Volatility Modeling Using GARCH and Machine Learning Hybrids
Keywords:
Volatility Forecasting, GARCH, Machine Learning, Hybrid Models, LSTM, XGBoost, Support Vector Regression, Financial Time Series alongside Risk Management and Model Comparison.Abstract
Financial decisions heavily rely on volatility forecasting to prevent risks and determine derivative values as well as control portfolio distributions and automated trading systems. Financial time series contain inherent complex nonlinear patterns that remain elusive to the linear standard tools of Generalized Autoregressive Conditional Heteroskedasticity (GARCH) model along with its variants (EGARCH, GJR-GARCH and so on). The authors develop and test hybrid models which unite GARCH-based modeling techniques with Support Vector Regression (SVR), Random Forest (RF), Gradient Boosting (XGBoost) as well as Long Short-Term Memory (LSTM) neural networks.
This analysis examines a wide range of financial instruments through daily return data from the S&P 500, FTSE 100, EUR/USD, USD/JPY and Bitcoin, Ethereum trading pairs. The volatility estimation starts through GARCH and then the process continues by incorporating ML models into ensemble learning or residual correction to improve forecast accuracy.

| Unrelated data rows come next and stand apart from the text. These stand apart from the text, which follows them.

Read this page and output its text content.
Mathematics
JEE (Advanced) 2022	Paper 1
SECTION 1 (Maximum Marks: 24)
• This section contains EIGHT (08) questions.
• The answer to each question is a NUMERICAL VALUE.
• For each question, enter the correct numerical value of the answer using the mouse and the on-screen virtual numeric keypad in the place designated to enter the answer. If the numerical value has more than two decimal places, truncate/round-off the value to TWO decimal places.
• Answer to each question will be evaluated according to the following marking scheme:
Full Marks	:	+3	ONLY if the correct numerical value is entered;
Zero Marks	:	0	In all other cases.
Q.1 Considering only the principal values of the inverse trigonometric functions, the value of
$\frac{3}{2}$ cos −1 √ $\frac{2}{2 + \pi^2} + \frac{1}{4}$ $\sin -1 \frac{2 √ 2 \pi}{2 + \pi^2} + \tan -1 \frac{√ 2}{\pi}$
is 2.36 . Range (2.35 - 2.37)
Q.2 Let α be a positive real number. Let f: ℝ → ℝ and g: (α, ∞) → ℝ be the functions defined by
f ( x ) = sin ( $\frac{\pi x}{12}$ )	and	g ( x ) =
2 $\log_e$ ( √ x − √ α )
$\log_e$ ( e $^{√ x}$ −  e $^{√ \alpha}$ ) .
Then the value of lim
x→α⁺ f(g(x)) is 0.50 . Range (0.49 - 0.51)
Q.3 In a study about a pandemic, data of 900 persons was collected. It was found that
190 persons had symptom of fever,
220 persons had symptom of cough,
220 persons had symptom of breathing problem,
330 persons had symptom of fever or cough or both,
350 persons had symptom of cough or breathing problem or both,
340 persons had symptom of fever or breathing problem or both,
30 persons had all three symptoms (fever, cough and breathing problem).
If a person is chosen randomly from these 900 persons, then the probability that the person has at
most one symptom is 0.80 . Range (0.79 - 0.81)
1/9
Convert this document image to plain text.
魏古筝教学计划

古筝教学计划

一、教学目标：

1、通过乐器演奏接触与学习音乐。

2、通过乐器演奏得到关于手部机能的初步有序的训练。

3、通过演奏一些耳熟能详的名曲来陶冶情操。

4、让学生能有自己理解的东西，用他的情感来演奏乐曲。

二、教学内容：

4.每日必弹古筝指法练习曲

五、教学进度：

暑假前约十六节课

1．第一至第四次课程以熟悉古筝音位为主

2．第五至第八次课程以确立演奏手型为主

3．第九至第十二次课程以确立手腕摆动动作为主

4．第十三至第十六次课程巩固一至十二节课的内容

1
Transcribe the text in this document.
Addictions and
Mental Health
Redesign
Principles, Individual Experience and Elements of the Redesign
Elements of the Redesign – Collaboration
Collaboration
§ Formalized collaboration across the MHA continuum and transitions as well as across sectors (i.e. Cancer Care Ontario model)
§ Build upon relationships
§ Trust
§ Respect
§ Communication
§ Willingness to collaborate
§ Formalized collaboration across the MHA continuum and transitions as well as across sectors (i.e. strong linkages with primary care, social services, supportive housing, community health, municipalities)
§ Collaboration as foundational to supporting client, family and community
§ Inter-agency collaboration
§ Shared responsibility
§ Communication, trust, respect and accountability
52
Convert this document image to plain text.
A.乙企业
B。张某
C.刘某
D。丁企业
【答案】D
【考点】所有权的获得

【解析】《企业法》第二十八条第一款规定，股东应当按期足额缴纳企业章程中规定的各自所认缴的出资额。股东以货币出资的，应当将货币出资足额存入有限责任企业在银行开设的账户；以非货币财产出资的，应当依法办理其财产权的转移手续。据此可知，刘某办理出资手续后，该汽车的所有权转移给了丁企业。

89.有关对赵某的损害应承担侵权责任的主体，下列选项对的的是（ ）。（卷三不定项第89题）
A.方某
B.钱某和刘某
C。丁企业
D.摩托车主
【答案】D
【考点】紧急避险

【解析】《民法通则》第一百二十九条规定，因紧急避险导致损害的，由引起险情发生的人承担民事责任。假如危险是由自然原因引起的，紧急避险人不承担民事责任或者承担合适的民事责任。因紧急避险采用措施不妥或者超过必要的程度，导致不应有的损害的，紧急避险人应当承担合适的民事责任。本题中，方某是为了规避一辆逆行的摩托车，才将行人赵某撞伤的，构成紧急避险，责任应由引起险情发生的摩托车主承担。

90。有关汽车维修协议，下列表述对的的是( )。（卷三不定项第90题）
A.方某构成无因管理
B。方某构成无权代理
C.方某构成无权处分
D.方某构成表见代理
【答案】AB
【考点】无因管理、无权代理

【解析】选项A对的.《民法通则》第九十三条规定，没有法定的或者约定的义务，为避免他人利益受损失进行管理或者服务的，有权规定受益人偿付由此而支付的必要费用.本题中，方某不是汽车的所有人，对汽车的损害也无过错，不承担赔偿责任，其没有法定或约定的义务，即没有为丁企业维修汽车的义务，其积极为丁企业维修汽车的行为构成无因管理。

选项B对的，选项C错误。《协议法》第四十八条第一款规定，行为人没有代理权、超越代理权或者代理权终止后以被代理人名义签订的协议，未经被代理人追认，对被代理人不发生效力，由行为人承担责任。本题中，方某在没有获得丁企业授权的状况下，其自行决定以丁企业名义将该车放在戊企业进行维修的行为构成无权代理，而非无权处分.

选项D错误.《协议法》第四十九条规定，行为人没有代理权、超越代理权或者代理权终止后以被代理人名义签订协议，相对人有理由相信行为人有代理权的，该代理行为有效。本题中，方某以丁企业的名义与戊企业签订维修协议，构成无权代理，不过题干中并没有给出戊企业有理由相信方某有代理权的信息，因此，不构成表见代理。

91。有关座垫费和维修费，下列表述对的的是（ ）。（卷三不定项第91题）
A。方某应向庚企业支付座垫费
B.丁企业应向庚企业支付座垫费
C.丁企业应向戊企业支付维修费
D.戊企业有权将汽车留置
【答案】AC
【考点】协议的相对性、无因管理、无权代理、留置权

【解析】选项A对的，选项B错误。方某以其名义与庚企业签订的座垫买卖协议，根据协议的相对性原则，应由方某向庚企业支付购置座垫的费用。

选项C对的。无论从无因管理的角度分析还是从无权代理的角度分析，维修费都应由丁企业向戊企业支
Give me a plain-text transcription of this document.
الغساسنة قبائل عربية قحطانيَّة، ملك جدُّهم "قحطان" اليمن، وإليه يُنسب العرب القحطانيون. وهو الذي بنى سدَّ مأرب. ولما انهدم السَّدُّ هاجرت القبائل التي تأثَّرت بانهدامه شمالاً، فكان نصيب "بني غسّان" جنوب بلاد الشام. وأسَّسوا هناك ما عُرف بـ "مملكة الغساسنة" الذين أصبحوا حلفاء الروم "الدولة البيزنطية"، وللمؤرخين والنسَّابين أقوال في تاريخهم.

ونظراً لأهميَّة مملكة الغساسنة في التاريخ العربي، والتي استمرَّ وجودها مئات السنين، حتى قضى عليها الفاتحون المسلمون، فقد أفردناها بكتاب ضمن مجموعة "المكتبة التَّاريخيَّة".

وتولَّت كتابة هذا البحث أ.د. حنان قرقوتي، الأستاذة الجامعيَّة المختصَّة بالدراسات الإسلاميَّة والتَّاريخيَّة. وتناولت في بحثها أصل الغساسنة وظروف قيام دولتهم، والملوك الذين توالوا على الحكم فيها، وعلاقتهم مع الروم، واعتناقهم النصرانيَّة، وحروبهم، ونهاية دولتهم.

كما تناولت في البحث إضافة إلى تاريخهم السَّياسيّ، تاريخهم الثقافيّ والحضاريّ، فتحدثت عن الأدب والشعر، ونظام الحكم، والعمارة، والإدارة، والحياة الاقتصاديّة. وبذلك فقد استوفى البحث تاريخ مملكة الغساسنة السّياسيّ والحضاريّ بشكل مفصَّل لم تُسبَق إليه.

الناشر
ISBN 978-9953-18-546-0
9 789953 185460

The evaluation method calculates performance based on statistical error metrics (MAE, RMSE, MAPE) in combination with directional accuracy measurements and Diebold-Mariano testing which determines model predictive accuracy.
The experimental data demonstrates that GARCH-ML combination models provide superior outcomes when compared to both GARCH and ML models specifically during high-volatility situations along with market disruptions. XGBoost-based hybrids with LSTM demonstrate outstanding performance in temporal effects and circuit changes and power shifts. Additional tests verify that these linked forecasting systems function consistently with diverse financial instruments along with varied time projection amounts.
The research enhances knowledge regarding intelligent financial modeling by presenting detailed findings about hybrid volatility forecasting approaches. The output proves that using machine learning approaches alongside interpretable statistical tools creates superior financial analytics tools since they retain both methods' benefits.